Spinal Tumour

With great strides made in cancer management, many patients affected with the once feared disease can expect to live much longer than ever before.

With increased longevity, we are seeing more patients having cancer involving the spine. The skeleton is most commonly affected by cancer. Nearly one-third of skeletal tumours are located in the spine, making the spine the main bony target for tumours.

Possible modes of tumour spread include transmission through the arterial or venous system, through the cerebrospinal fluid of the brain and spinal cord, or via direct extension to neighbouring structures.

The common cancers that will spread to the spine include breast, lung, prostate, thyroid, kidney, gastrointestinal, and bladder.

The disabilities from spinal tumours can be severe. The disabilities are mainly due to spinal collapse (from the weakening of the vertebra due to tumour invasion) and spinal cord / nerve compression from the tumour.

Presenting symptoms will include pain, weakness, gait abnormalities, numbness and bladder disturbances. If the patient has a history of cancer and experiences any of the above symptoms, this constitutes an emergency.


Diagnosis

History
Physical examination
Imaging scans

MRI (Magnetic Resonance Imaging) is the gold standard in imaging of spinal metastasis (Figure 1). It provides accurate information about the involvement of the soft tissue and bony structures by the tumour. It also defines the presence and degree of spinal cord compression and nerve root impingement. Contrast injection may be needed, as it further provides a clearer definition of soft-tissue invasion by the tumour along with how much blood supply the tumour is receiving.

An MRI scan of spinal metastasis

Figure 1

CT scan may be ordered as it is useful in determining spinal stability that may be caused by the tumour spread. CT easily differentiates bone from soft-tissue tumour extension. This finding may play a significant role in determining whether the patient will require surgery or radiation therapy.

Bone scan detects regions of remodelling (process of bone breakdown followed by formation of new bone) in the skeletal system (Figure 2). Although remodelling may be associated with bony tumours, it may also be the result of inflammation, infection, or fractures

Bone scan of the skeletal system

Figure 2

PET scan (Positron Emission Tomography) employs tagged molecules to detect regions of increased uptake. 18Fluorodeoxyglucose (18FDG) is commonly used in PET scan, and it aggregates in regions of increased metabolic activity in the skeleton and soft tissues.

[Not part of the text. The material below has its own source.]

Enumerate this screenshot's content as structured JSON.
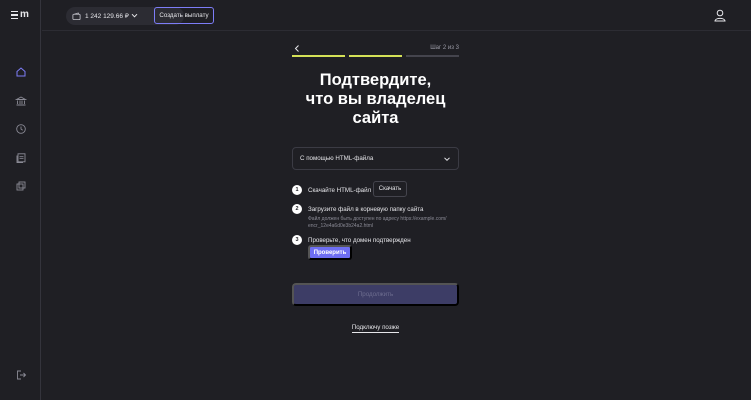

PET scans are useful in staging the extent of the systemic disease (Figure 3).

PET scan - 18 Fluorodeoxyglucose (18 FDG)

Figure 3


Treatment

Improvements in adjuvant therapy have led to a decrease in surgery for spinal tumour in favour of radiation therapy. However, surgery still continues to play a critical role in the treatment of spinal tumours. The goals of surgery include the preservation or restoration of nerve function and stability of the spine.

Traditional open surgery for spinal tumours involves decompression (freeing up) of the compressed nerves, followed by stabilization with titanium screws and rods. The stabilization may be augmented with cage and/or cement.

An x-ray of traditional open surgery for spinal tumor using titanium screws and rods, viewed from the side
An x-ray of traditional open surgery for spinal tumor using titanium screws and rods, viewed from the back

In selected cases, minimally invasive stabilization can be performed in cases of impending or established spinal instability due to tumour destruction of the vertebral body. This can be done via small stab incisions, thereby leading to significant reduction of morbidities. If concurrent decompression is necessary, an additional midline incision can be made to achieve it.

Some of the spinal tumours do not present with impending spinal cord compression or instability, but are painful. In such instances, injection of bone cement under x-ray guidance is a good method to restore spinal instability and reduce the pain and disability (Figure 5).

Injection of bone cement under x-ray guidance

Figure 5

Vertebroplasty

This procedure is a minimally invasive percutaneous (without surgical incision) technique in which the integrity and structure of a damaged or destroyed vertebral body is augmented through the use of bone cements. This procedure has gained widespread acceptance because of its efficacy and ability to be performed under sedation and not general anesthesia, thus allowing it to be performed as a day surgery procedure.
Vertebroplasty surgical procedure which uses the minimally invasive percutaneous technique

Kyphoplasty

This procedure is an improved version of vertebroplasty, where an inflatable balloon is inserted in the fractured vertebra to create a void for cement filling (balloon is removed prior to cement injection). This method further raises the safety level of the procedure, as the risk of cement leakage is reduced significantly as compared to vertebroplasty.
kyphoplasty surgical procedure

In spinal tumour cases, the spine doctor will work together with the treating medical and radiation oncologists in the decision making to formulate the best treatment option for the patient.